Imagine leaving your house with the door unlocked and open, wallet on the counter, job offers in the e-mail inbox, so you can hitch a ride in a rust-bucket car with a man who claims to be God. He’s offering you a job that “pays better than paychecks.”
Talk about blind faith! But isn’t that the type of faith Christians are called to? To trust God no matter what? Didn’t the disciples abandon their occupations to follow him?
Passing alongside the Sea of Galilee, [Jesus] saw Simon and Andrew the brother of Simon casting a net into the sea, for they were fishermen. And Jesus said to them, “Follow me, and I will make you become fishers of men.” And immediately they left their nets and followed him. (Mark 1:16-18)
Wait a minute…they just abandoned their livelihood to follow Jesus because he said so?
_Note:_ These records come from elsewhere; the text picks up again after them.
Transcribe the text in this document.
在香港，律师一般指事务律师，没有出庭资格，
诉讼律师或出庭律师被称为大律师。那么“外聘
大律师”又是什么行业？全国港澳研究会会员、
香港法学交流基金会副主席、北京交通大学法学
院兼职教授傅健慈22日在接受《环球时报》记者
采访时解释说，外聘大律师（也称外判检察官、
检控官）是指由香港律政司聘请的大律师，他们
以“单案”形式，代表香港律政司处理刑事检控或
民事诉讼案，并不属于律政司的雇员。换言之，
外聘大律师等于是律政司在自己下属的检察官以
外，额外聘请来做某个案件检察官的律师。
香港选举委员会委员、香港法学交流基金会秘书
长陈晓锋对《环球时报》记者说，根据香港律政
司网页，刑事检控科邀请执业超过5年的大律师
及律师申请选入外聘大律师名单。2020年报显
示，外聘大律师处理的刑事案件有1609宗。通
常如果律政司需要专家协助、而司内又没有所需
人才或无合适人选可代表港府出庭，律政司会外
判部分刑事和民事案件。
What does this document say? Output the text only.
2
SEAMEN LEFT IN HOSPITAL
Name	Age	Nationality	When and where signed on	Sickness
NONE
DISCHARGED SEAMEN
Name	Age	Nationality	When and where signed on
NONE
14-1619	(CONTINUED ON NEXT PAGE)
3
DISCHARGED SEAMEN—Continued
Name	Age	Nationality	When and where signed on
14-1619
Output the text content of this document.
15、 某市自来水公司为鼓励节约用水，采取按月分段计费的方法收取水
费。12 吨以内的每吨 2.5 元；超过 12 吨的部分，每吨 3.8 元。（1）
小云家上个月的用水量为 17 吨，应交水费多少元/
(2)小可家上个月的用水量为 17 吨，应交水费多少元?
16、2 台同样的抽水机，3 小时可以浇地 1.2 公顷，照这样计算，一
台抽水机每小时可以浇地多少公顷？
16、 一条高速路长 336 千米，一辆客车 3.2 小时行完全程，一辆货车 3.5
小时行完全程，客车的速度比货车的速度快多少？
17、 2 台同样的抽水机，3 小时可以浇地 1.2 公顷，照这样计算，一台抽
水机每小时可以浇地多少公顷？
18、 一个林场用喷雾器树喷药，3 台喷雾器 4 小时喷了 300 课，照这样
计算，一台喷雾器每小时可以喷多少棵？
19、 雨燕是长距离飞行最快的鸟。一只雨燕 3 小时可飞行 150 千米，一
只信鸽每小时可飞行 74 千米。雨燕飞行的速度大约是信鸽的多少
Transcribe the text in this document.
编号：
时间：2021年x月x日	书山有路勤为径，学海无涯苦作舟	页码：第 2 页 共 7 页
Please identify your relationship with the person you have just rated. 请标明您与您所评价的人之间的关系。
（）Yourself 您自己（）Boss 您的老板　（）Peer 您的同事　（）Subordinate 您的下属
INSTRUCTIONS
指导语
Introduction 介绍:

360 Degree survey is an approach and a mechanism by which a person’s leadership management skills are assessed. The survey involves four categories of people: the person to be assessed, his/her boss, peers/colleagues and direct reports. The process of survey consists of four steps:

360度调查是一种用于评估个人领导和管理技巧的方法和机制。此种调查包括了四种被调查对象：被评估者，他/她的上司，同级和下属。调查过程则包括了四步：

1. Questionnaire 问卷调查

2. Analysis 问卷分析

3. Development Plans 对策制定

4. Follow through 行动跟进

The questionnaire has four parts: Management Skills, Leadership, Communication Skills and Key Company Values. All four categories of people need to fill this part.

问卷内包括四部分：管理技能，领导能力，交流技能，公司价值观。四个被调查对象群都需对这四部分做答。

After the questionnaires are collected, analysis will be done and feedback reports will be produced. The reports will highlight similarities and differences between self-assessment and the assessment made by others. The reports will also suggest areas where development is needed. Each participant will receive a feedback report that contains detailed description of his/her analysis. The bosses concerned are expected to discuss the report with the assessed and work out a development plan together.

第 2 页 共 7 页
Not quite. As many skeptics may claim, followers of Christ are not called to blind faith. Luke elaborates on this account to show the reason the disciples “left everything” to follow the Lord:
On one occasion, while the crowd was pressing in on [Jesus] to hear the word of God, he was standing by the lake of Gennesaret, and he saw two boats by the lake, but the fishermen had gone out of them and were washing their nets. Getting into one of the boats, which was Simon’s, he asked him to put out a little from the land. And he sat down and taught the people from the boat. And when he had finished speaking, he said to Simon, “Put out into the deep and let down your nets for a catch.” And Simon answered, “Master, we toiled all night and took nothing! But at your word I will let down the nets.” And when they had done this, they enclosed a large number of fish, and their nets were breaking. They signaled to their partners in the other boat to come and help them. And they came and filled both the boats, so that they began to sink. But when Simon Peter saw it, he fell down at Jesus’ knees, saying, “Depart from me, for I am a sinful man, O Lord.” For he and all who were with him were astonished at the catch of fish that they had taken, and so also were James and John, sons of Zebedee, who were partners with Simon. And Jesus said to Simon, “Do not be afraid; from now on you will be catching men.” And when they had brought their boats to land, they left everything and followed him. (Luke 5:1-11)
The disciples had an encounter with God. They saw a miracle and were compelled to follow because of the evidence displayed. But this was not the case for everyone who witnessed Jesus’ power, as the crowds whom Jesus fed illustrate:
You are seeking me, not because you saw signs, but because you ate your fill of the loaves. Do not work for the food that perishes, but for the food that endures to eternal life, which the Son of Man will give to you. For on him God the Father has set his seal.” Then they said to him, “What must we do, to be doing the works of God?” Jesus answered them, “This is the work of God, that you believe in him whom he has sent. (John 6:26-29, emphases added)
The crowds wanted the Bread of Earth and the disciples wanted the Bread of Heaven.
What about us? What sort of Christians are we? Do we cling to the promise of Heaven because we imagine it to be the best version of Earth, free from all the pain and toil we experience now? Or do we cling to Jesus because he’s the only reason Heaven is what it is?
Imagine the success of Peter’s fishing business if they were able to hire Jesus. They would be a Galilean fish-market monopoly. Yet they abandoned any idea of personal gain and followed Jesus.
Today, there are those who proclaim, explicitly or implicitly, that God wants us to be well-off, established and healthy in the here and now. It’s commonly known as the “health and wealth gospel,” but the Bible proclaims something else entirely (e.g., Matt. 6:25; Acts 9:15-16; Phil. 4:11-13; 1 Tim. 6:8; Heb. 13:5). Jesus called his disciples to a business of ministry, of catching men as if they were fish. It was a transcendent calling that regularly entailed earthly hardships.
Jesus does not lead us to a comfortable life as if we’re just waiting in line for the eternal roller coaster that is Heaven. He calls us to lose ourselves in him. Where he leads, we go. Whether we get involved with ministry or not, we’re all called to be a part of the Body. We don’t stay in the boats for him to come get us more fish.
Do we honestly think we can gain something from being a Christian? A ticket to heaven? A comfortable earthly life with knowing our eternal life is secured?
Or do we simply want God because we know how sinful, empty and foolish we are without him?
Peter and the disciples just wanted Jesus, and they abandoned their livelihood to pursue a transcendent one. They desired to be with Christ, through anything and everything. Although they, like the other Jews, frequently desired to make Jesus conform to their ideals (Matt. 14:13-21; 16:21-23; 17:1-4, 14-20; 19:13-15; Mark 9:33-41), they remained with him and accepted the grace he showed to their inadequacies (e.g., Peter’s denial, John 18:15-18, 25-27; 21:15-19 and Thomas’ doubting, John 20:24-29).
At the close of our days, when we lay in the mortuary cooler, we will, like the Apostles, leave everything behind. Let’s hope that when that day comes we’ve taken our fill of the bread that is Christ and not just the bread that perishes.